The GPT-4 logo is seen in this photo illustration on March 13, 2023 in Warsaw, Poland.

Yap Aryan | Norphoto | Getty Images

AMSTERDAM, Netherlands — Major banks and fintechs claim to be piling on generative AI as the hype surrounding the buzzy technology shows no signs of fading — but there are lingering concerns about potential pitfalls and risks.

At the Money 20/20 fintech conference in Amsterdam, Netherlands, executives at large online lenders and finance companies hailed generative AI, calling it an “explosion of innovation,” saying it would “unleash innovation in areas we can’t even think about.” “

Chalapathy Neti, Head of AI at global messaging banking network Swift, called the progress made with ChatGPT and GPT-4 “mind-boggling”. “It really is a transformative moment,” he added.

But in the short term, banks are scrambling to find out the use cases.

Dutch ABN Amro is a banking giant that is experimenting with using generative AI in its operations.
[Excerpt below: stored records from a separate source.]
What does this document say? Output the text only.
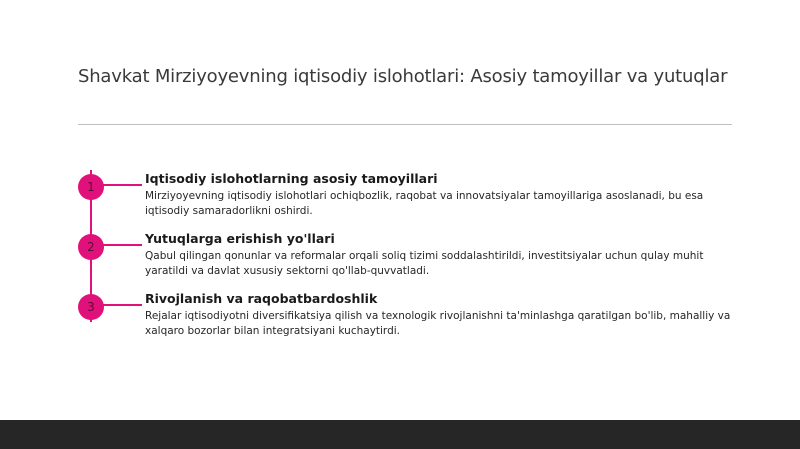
Shavkat Mirziyoyevning iqtisodiy islohotlari: Asosiy tamoyillar va yutuqlar
1
Iqtisodiy islohotlarning asosiy tamoyillari

Mirziyoyevning iqtisodiy islohotlari ochiqbozlik, raqobat va innovatsiyalar tamoyillariga asoslanadi, bu esa iqtisodiy samaradorlikni oshirdi.

2
Yutuqlarga erishish yo'llari

Qabul qilingan qonunlar va reformalar orqali soliq tizimi soddalashtirildi, investitsiyalar uchun qulay muhit yaratildi va davlat xususiy sektorni qo'llab-quvvatladi.

3
Rivojlanish va raqobatbardoshlik

Rejalar iqtisodiyotni diversifikatsiya qilish va texnologik rivojlanishni ta'minlashga qaratilgan bo'lib, mahalliy va xalqaro bozorlar bilan integratsiyani kuchaytirdi.
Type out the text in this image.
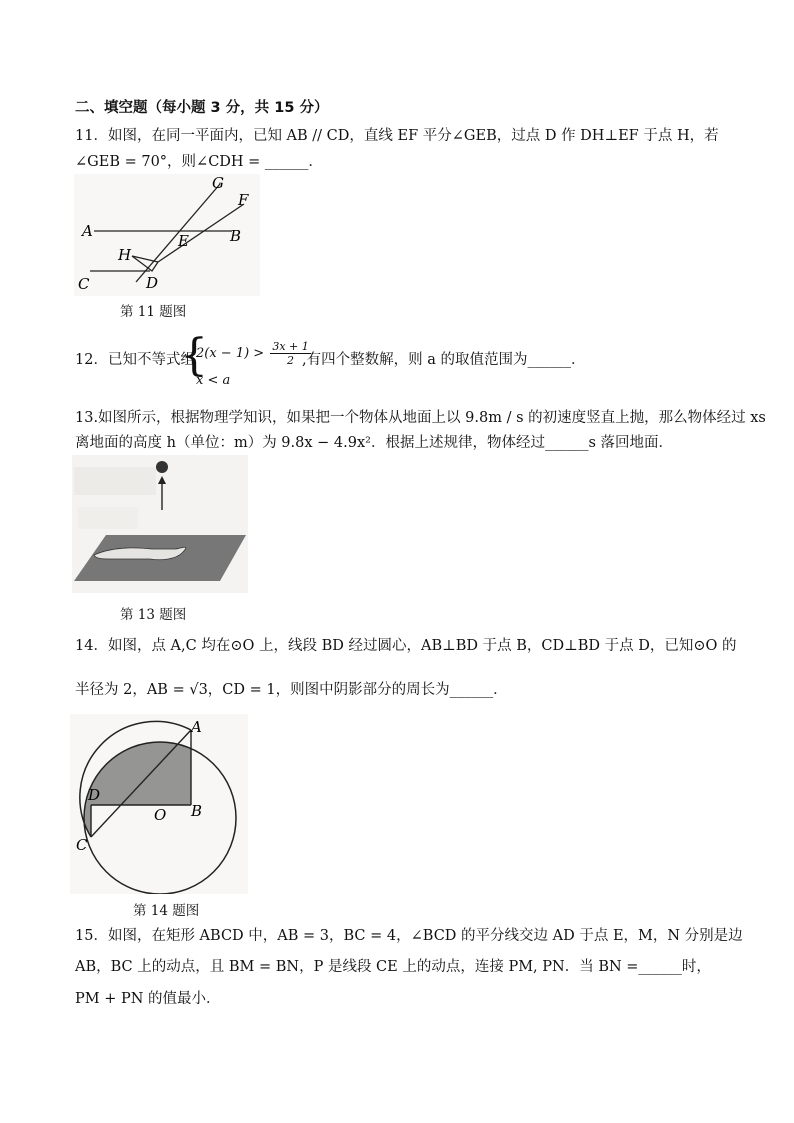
二、填空题（每小题 3 分，共 15 分）
11．如图，在同一平面内，已知 AB // CD，直线 EF 平分∠GEB，过点 D 作 DH⊥EF 于点 H，若
∠GEB = 70°，则∠CDH = ______．
G
F
A
E	B
H
C	D
第 11 题图
12．已知不等式组
{
$2(x - 1) > \frac{3x + 1}{2}$
x < a
,有四个整数解，则 a 的取值范围为______．
13.如图所示，根据物理学知识，如果把一个物体从地面上以 9.8m / s 的初速度竖直上抛，那么物体经过 xs
离地面的高度 h（单位：m）为 9.8x − 4.9x²．根据上述规律，物体经过______s 落回地面．
第 13 题图
14．如图，点 A,C 均在⊙O 上，线段 BD 经过圆心，AB⊥BD 于点 B，CD⊥BD 于点 D，已知⊙O 的
半径为 2，AB = √3，CD = 1，则图中阴影部分的周长为______．
A
D
B
O
C
第 14 题图
15．如图，在矩形 ABCD 中，AB = 3，BC = 4，∠BCD 的平分线交边 AD 于点 E，M，N 分别是边
AB，BC 上的动点，且 BM = BN，P 是线段 CE 上的动点，连接 PM, PN．当 BN =______时，
PM + PN 的值最小．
Annerie Vreugdenhil, commercial director of ABN Amro’s personal and commercial banking division, revealed on a panel that he uses technology to automatically summarize conversations between bank employees and customers. It also uses it to help its employees collect data about customers to help answer inquiries and avoid repeated questions.

The bank is now in the process of expanding those pilots to 200 employees and is scouting for a number of new pilots to start this summer.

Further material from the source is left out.